Le 22 mars 2006 la société Maison E., exerçant une activité de commerce de gros de boissons, a conclu avec la société Champagne Deutz un contrat de distribution exclusive de boissons pour une durée indéterminée. Ce contrat prévoyait que les conditions de vente et les quantités mises à disposition pourraient varier chaque année compte tenu de la spécificité des produits vendus et des aléas climatiques.

Par courrier du 4 avril 2006, la société Champagne Deutz a confirmé à la société Maison E. les conditions de vente pour l'année 2006 en lui accordant deux types de remises (10 % et 5 %) et un budget publicitaire de 2 % du chiffre d'affaires total réalisé. En sus des remises visées dans ce courrier la société Champagne Deutz a, selon courriel du 28 mars 2006, accordé à la société Maison E. une bonification exceptionnelle de 6 % de fin de marché sur le chiffre total réalisé (selon objectif discuté au préalable), sur un avoir séparé au trimestre.

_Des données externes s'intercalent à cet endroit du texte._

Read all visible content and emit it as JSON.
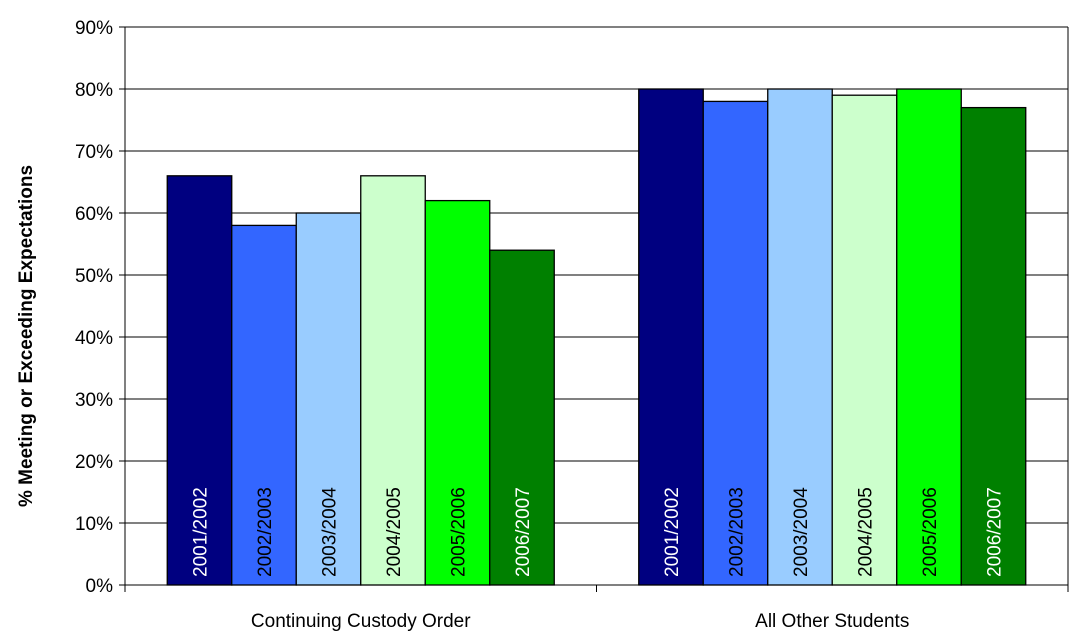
{
  "chart_data": {
    "type": "bar",
    "title": "",
    "ylabel": "% Meeting or Exceeding Expectations",
    "xlabel": "",
    "ylim": [
      0,
      90
    ],
    "yticks": [
      0,
      10,
      20,
      30,
      40,
      50,
      60,
      70,
      80,
      90
    ],
    "ytick_suffix": "%",
    "grid": true,
    "categories": [
      "Continuing Custody Order",
      "All Other Students"
    ],
    "series": [
      {
        "name": "2001/2002",
        "color": "#000080",
        "label_color": "#ffffff",
        "values": [
          66,
          80
        ]
      },
      {
        "name": "2002/2003",
        "color": "#3366ff",
        "label_color": "#000000",
        "values": [
          58,
          78
        ]
      },
      {
        "name": "2003/2004",
        "color": "#99ccff",
        "label_color": "#000000",
        "values": [
          60,
          80
        ]
      },
      {
        "name": "2004/2005",
        "color": "#ccffcc",
        "label_color": "#000000",
        "values": [
          66,
          79
        ]
      },
      {
        "name": "2005/2006",
        "color": "#00ff00",
        "label_color": "#000000",
        "values": [
          62,
          80
        ]
      },
      {
        "name": "2006/2007",
        "color": "#008000",
        "label_color": "#ffffff",
        "values": [
          54,
          77
        ]
      }
    ]
  }
}
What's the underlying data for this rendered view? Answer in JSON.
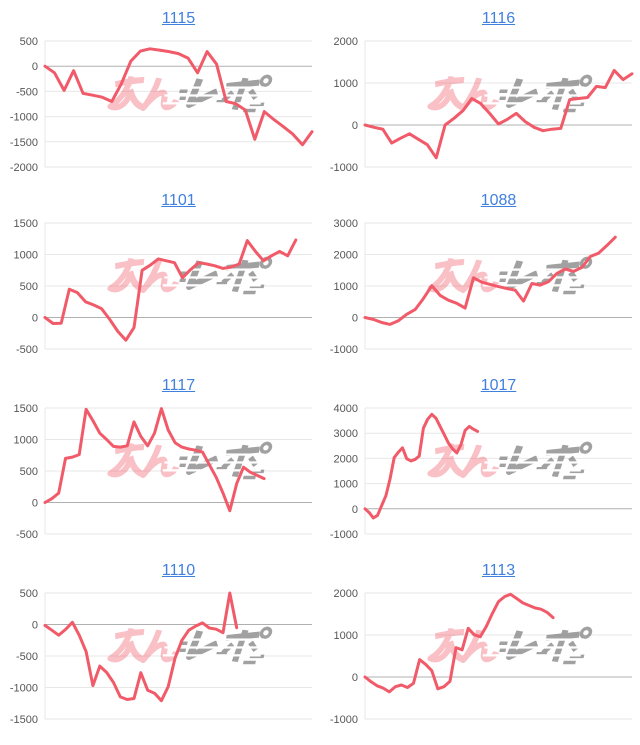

Par courrier du 4 mai 2010, la société Champagne Deutz a informé la société Maison E. de la révision de ses conditions tarifaires et de coopération. Cette dernière s'est alors opposée à la suppression de la bonification de 6 % appliquée et à la limitation des quantités mises à disposition.

La société Champagne Deutz a expliqué sa position par la nécessité d'harmoniser la politique commerciale appliquée à l'ensemble de ses distributeurs, de cesser sa politique « d'aide de départ » totalement disproportionnée par rapport aux réalisations volumétriques signifiées et qui ne sont pas extensibles à l'infini et a proposé à la société Maison E. de prendre, si elle le désirait le statut d'agent commercial ou de VRP.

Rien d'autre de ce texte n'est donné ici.